NoSQL databases, meanwhile, boast of their scalability, such as the "push button" scalability of Riak KV through its integration with Mesos orchestration.
Open Source Databases
While Oracle, MySQL and Microsoft SQL Server still dominate the market -- and though owned by Oracle, MySQL is still open source -- other open source options including Cassandra, Redis, Postgres and MongoDB make the top 10 in the list of most popular databases at DBEngine.
In Datos IO's recent survey, MongoDB was cited as leading choice for next-generation database deployment, followed by Cassandra then cloud-native databases such as Amazon Aurora and Amazon DynamoDB.
"There's an entire midmarket customer segment that does not want to worry about infrastructure. They say, 'Why do I want to worry about deployment and nodes?'" said Shalabh Goyal, Datos IO's product manager for Big Data and cloud databases, of the database-as-a-service (DBaaS) trend.
The DBaaS market is expected to be worth $1.8 billion in the coming year, according to 451 Research.
Ninety percent of database managers and executives in a survey by 451 Research said their selection of database technologies relates to the vendors' cloud strategy. While the report states that adoption of DBaaS offerings from cloud providers, especially Amazon Web Services (AWS), has posed a challenge to the big database vendors, survey results indicate the big players will retain their dominance as DBaaS moves mainstream.
Ease of Database Use
Lack of knowledge and experience was cited as one of the biggest barriers to use of next-gen databases in the Datos IO survey.
Deep Information Sciences, meanwhile, says it is addressing these issues with its database deepSQL, which it bills as "self-tuning," with no human tuning required.
Florida State University's Research Computing Center, a high-performance computing lab that has no dedicated DBAs, is using the database.

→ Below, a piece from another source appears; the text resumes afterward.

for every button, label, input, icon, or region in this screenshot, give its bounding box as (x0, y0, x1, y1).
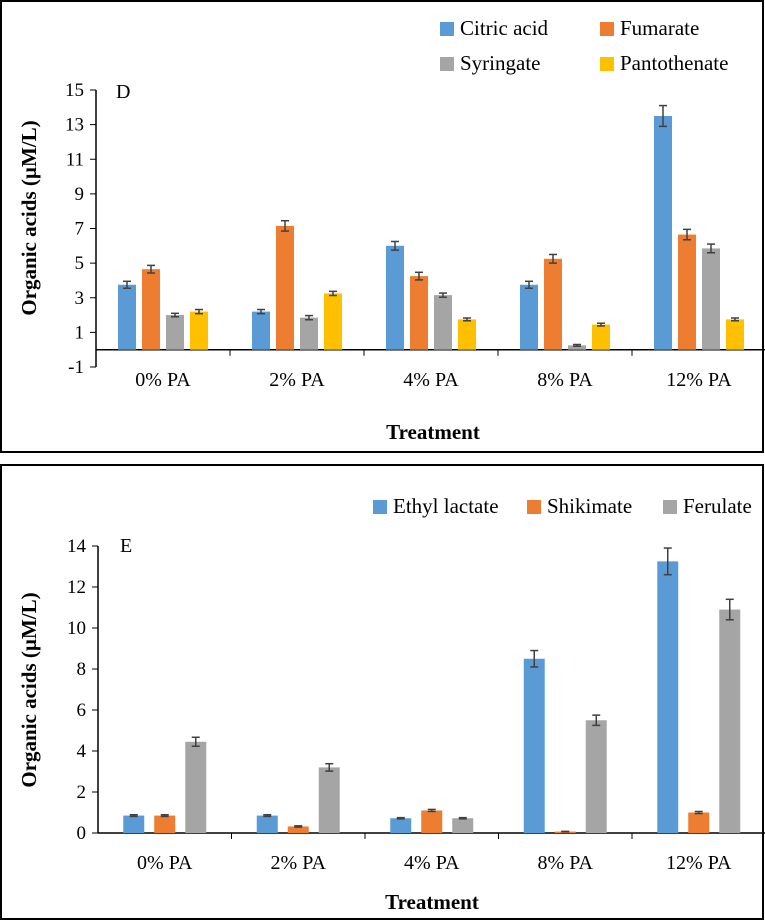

The center's interim director, Paul Van Der Mark, praises its performance on massive data sets and calls it a good choice for less-technical users. One faculty member had never performed an SQL query before, he said.
Database Analytics Capabilities
Database vendors are adding more analytics capabilities as they try to help customers struggling with increasingly large and diverse data streams.
The new analytic workloads are more complex than the typical business intelligence (BI) use case, notes database pioneer Michael Stonebraker, an adjunct professor at MIT's Computer Science and Artificial Intelligence Laboratory.
Internet advertisers want to know how women who bought an Apple computer differ from women who bought a Ford pickup, and the most profitable ads to present to each, for example.
Yet analytics platforms are in a "wild West" phase, and "all solutions we know of have scalability and performance problems," he writes in his Readings in Database Systems or "Red Book" analysis.
OLAP + OLTP = HTAP
Not too long ago, a database could process transactions or perform analytics, but not both and certainly not at the same time. But new systems have OLAP (online analytical processing) and OLTP (online transaction processing) running simultaneously, a function called hybrid transaction/analytical processing (HTAP).
Gartner coined the HTAP moniker and outlined four key benefits: data doesn't have to move from operational databases to data warehouses; transactional data is readily available for analytics when created; drill-down from analytic aggregates always points to fresh HTAP application data; and you eliminate or at least reduce the need for multiple copies of the same data.
APIs and Data Accessibility
Application programming interfaces have become the way of the world, with even once-considered-laggard federal agencies using APIs to make their databases more available to researchers and developers in projects such as openFDA.
Predictive APIs are becoming the latest thing, harnessing machine learning to delve into the new world of artificial intelligence.